The Chanler Fireplace Project: Historic Assessment

In a short article published in The Christian Science Monitor in 1923 surveying current exhibitions, the author exclaims, “Chanler flames forth in his Flaming Screen” when describing the exhibition of Robert Chanler’s work at the Wanamaker Department Store.1 Chanler, a descendant of the well-known Astor, Stuyvesant and Winthrop families among others, had by that time become a fixture of New York high society who had also garnered acclaim as an artist after participating in the Amory Show in 1913. When the Luxembourg Museum in Paris bought one of his screens in 1922, it was heralded as a “valuable tribute not only to Mr. Chanler’s artistic ability but to American art as well” and when he died in 1930, his obituary headline read “R. W. Chanler, Famous Mural Painter, is Dead.”2 As a distinctly American artist with an array of famous patrons, Chanler was iconic within the burgeoning New York City art scene bolstered by Gertrude Vanderbilt Whitney in the 1920s and 1930s.
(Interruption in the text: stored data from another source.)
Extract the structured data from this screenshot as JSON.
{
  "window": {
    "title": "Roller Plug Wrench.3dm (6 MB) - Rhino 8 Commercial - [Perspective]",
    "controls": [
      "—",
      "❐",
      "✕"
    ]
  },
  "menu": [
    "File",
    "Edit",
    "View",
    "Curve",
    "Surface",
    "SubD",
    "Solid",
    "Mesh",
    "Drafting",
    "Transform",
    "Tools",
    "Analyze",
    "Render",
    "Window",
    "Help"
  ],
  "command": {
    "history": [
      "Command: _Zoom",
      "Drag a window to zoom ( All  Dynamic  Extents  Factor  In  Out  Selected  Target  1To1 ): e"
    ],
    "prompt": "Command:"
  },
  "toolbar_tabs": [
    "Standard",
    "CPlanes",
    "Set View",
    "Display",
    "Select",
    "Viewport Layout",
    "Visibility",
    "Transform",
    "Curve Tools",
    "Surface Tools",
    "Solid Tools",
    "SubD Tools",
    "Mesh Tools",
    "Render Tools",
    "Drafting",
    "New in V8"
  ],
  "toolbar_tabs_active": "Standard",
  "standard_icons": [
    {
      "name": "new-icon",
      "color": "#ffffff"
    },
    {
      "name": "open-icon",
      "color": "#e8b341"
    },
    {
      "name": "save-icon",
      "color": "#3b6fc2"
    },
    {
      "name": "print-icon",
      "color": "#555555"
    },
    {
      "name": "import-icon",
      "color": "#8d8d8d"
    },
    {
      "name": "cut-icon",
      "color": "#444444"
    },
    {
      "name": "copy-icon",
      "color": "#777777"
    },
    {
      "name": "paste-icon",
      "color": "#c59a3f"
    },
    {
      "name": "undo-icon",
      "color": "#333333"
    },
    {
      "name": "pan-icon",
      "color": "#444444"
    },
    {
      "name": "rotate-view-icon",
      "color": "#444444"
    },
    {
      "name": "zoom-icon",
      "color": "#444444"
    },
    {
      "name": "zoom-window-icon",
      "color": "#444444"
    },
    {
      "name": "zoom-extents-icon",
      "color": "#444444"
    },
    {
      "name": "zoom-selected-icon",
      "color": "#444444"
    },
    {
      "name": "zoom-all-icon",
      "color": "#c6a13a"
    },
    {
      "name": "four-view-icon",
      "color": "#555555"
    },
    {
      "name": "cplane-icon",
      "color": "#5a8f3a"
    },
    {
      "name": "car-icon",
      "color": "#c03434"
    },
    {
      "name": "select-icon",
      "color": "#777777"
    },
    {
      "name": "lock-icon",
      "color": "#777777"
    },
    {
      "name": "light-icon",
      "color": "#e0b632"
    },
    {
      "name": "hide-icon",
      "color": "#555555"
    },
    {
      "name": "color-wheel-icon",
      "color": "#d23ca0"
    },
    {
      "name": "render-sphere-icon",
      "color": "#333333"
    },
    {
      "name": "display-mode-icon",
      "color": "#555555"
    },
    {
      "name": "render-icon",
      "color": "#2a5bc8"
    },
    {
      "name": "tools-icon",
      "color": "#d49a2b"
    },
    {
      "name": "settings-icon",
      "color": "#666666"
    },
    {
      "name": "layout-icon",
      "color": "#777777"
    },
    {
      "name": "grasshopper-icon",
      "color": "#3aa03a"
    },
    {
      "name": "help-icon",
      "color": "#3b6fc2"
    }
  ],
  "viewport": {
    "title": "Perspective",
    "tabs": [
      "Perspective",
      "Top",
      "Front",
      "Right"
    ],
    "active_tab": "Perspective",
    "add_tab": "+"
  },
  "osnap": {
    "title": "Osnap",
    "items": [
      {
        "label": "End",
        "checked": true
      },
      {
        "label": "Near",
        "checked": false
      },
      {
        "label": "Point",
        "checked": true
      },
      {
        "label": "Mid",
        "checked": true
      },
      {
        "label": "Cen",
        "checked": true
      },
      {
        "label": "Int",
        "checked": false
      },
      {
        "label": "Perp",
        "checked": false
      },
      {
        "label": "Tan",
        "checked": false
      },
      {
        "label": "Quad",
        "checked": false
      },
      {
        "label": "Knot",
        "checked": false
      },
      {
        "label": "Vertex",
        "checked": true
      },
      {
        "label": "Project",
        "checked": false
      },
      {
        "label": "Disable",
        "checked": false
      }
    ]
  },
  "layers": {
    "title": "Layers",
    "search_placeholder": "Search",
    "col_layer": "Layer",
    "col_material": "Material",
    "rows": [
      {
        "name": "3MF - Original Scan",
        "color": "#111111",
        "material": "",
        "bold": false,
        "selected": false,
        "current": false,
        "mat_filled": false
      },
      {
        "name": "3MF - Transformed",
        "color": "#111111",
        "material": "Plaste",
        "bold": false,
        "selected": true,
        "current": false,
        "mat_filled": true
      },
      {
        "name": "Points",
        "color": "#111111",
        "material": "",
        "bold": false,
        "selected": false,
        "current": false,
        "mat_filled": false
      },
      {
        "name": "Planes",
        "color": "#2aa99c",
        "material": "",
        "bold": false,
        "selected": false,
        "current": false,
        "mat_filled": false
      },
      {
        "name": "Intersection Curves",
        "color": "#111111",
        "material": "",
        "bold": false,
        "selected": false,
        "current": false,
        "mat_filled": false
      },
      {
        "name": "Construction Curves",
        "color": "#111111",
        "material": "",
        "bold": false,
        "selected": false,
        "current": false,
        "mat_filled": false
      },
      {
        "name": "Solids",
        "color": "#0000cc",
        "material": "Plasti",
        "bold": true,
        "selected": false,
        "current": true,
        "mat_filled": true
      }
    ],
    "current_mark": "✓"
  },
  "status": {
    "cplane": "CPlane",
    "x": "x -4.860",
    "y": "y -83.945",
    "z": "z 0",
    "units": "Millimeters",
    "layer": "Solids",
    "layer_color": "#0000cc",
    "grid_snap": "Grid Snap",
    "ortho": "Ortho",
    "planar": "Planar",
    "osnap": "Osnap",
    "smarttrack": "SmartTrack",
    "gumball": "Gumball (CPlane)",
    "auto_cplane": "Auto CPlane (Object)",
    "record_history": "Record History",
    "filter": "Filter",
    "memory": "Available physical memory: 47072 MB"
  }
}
Yet the artist remains largely absent from the history of American art and the existing scholarship overemphasizes the decorative or ornate function of his work. When Whitney commissioned Chanler to design the interior of her private studio between 1918 and 1923, however, he created a monumental, three-dimensional fireplace that displays his evolution as a technical and stylistic innovator. Climbing a twenty-foot wall with expressive force, the Whitney fireplace is an extraordinary counterpoint to his more prevalent work in murals, stained glass and painted screens.